From Watch to Imagine: Steering Long-horizon Manipulation via Human Demonstration and Future Envisionment

TL;DR

This work tackles zero-shot long-horizon robotic manipulation by introducing Super-Mimic, a hierarchical framework that translates unscripted human demonstrations into executable plans and uses imagined futures to ground low-level control. The HIT module extracts key actions from videos and produces a language-grounded subtask plan, while the FDP module generates plausible future dynamics to produce 3D trajectories for execution. Together, they enable robust, flexible manipulation in open-world settings and outperform text-only baselines by over 20% on challenging tasks. The approach reduces reliance on task-specific training data and demonstrates strong generalization and resilience to ambiguous instructions, with implications for scalable, general-purpose robotic systems.

Abstract

Generalizing to long-horizon manipulation tasks in a zero-shot setting remains a central challenge in robotics.
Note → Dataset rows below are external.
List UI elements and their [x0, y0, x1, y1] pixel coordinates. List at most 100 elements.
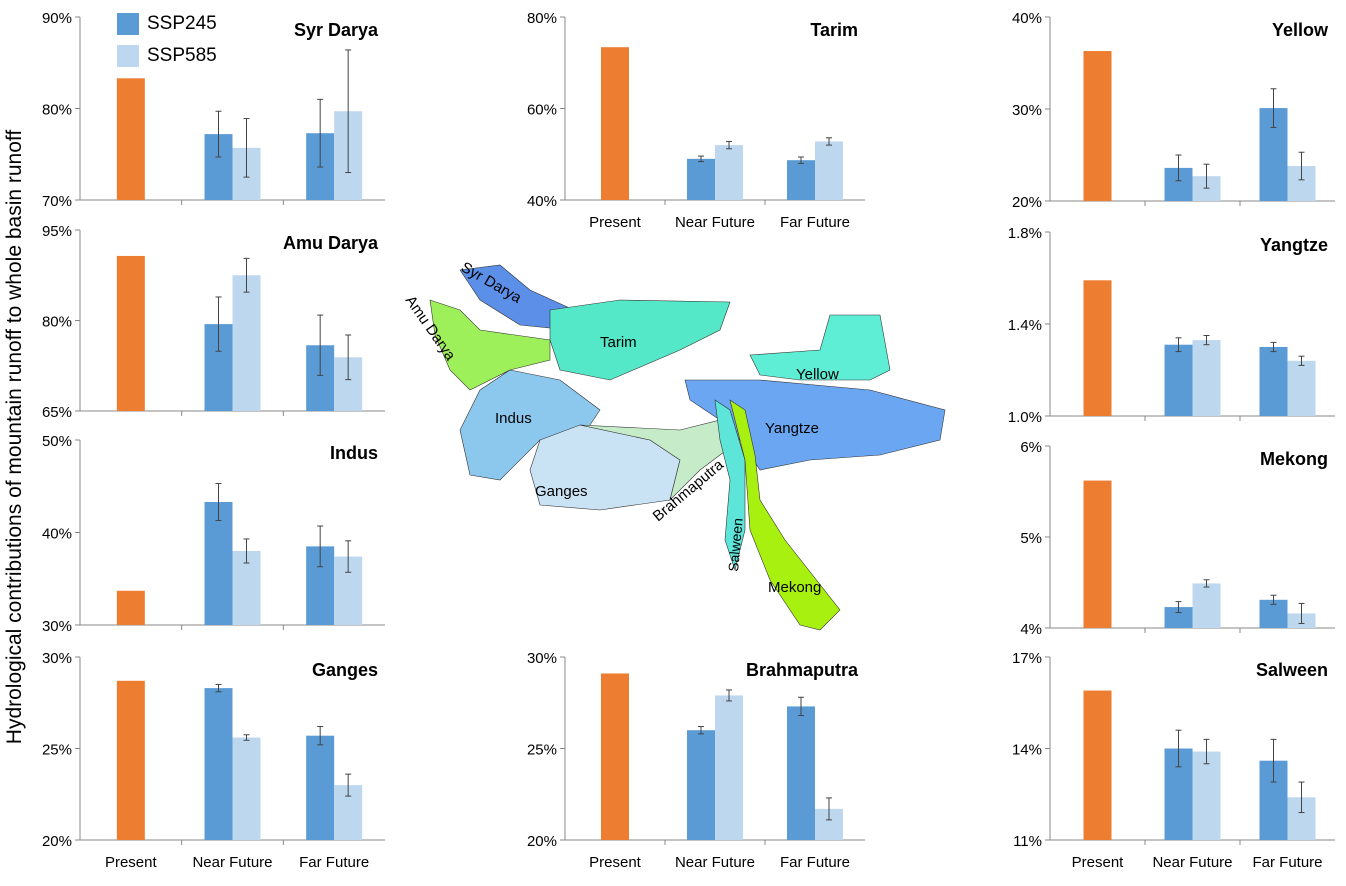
map-label-ganges: Ganges — [535, 483, 588, 500]
bar-ssp585 — [715, 145, 743, 200]
chart-svg: 1.0% 1.4% 1.8% Yangtze — [1008, 225, 1335, 426]
chart-title: Salween — [1256, 660, 1328, 680]
chart-svg: 4% 5% 6% Mekong — [1020, 439, 1335, 638]
y-tick-label: 30% — [1012, 102, 1042, 119]
bar-present — [601, 673, 629, 840]
y-tick-label: 1.0% — [1008, 409, 1042, 426]
legend-swatch-ssp245 — [117, 13, 139, 35]
chart-title: Ganges — [312, 660, 378, 680]
y-tick-label: 6% — [1020, 439, 1042, 456]
y-tick-label: 20% — [42, 833, 72, 850]
y-tick-label: 70% — [42, 193, 72, 210]
bar-ssp245 — [687, 730, 715, 840]
bar-ssp585 — [815, 141, 843, 200]
y-tick-label: 4% — [1020, 621, 1042, 638]
y-tick-label: 90% — [42, 10, 72, 27]
chart-amu-darya: 65% 80% 95% Amu Darya — [42, 223, 385, 421]
bar-ssp245 — [1259, 347, 1288, 416]
y-tick-label: 25% — [42, 742, 72, 759]
map-label-indus: Indus — [495, 410, 532, 427]
bar-present — [1083, 690, 1112, 840]
chart-title: Tarim — [810, 20, 858, 40]
basin-indus — [459, 369, 601, 481]
x-tick-label: Far Future — [299, 854, 369, 871]
chart-title: Indus — [330, 443, 378, 463]
map-label-tarim: Tarim — [600, 334, 637, 351]
legend-item-ssp245: SSP245 — [117, 8, 217, 40]
x-tick-label: Present — [589, 854, 642, 871]
chart-svg: 11% 14% 17% Salween Present Near Future Far Fu… — [1012, 650, 1335, 871]
bar-ssp245 — [687, 158, 715, 200]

Current multimodal foundation based approaches, despite their capabilities, typically fail to decompose high-level commands into executable action sequences from static visual input alone. To address this challenge, we introduce Super-Mimic, a hierarchical framework that enables zero-shot robotic imitation by directly inferring procedural intent from unscripted human demonstration videos. Our framework is composed of two sequential modules. First, a Human Intent Translator (HIT) parses the input video using multimodal reasoning to produce a sequence of language-grounded subtasks. These subtasks then condition a Future Dynamics Predictor (FDP), which employs a generative model that synthesizes a physically plausible video rollout for each step. The resulting visual trajectories are dynamics-aware, explicitly modeling crucial object interactions and contact points to guide the low-level controller. We validate this approach through extensive experiments on a suite of long-horizon manipulation tasks, where Super-Mimic significantly outperforms state-of-the-art zero-shot methods by over 20%. These results establish that coupling video-driven intent parsing with prospective dynamics modeling is a highly effective strategy for developing general-purpose robotic systems.

Paper Structure

This paper contains 19 sections, 4 equations, 4 figures, 2 tables.

Figures (4)

  • Figure 1: Overview of Super-Mimic. The HIT module uses a VLM to translate human demonstrations into an adaptable symbolic plan, enabling task modifications and skill transfers beyond simple imitation. Then the FDP module employs a video generation model to imagine a plausible future execution for the current subtask. Finally, the Action Executor module grounds the imagined guidance into a final sequence of executable robot actions. Upon subtask completion, the system updates its observation and repeats the planning-execution loop.
  • Figure 2: The Human Intent Translator.
  • Figure 3: Our experimental platform, consisting of a 7-DoF xArm7 arm and a third-view Orbbec RGB-D camera.
  • Figure 4: Examples of major failures: (a) HIT planning error (e.g., misplacing the apple), (b) FDP prediction error (e.g., implausible object deformation), (c) Execution error (most common, e.g., grasp failure knocks over the cup).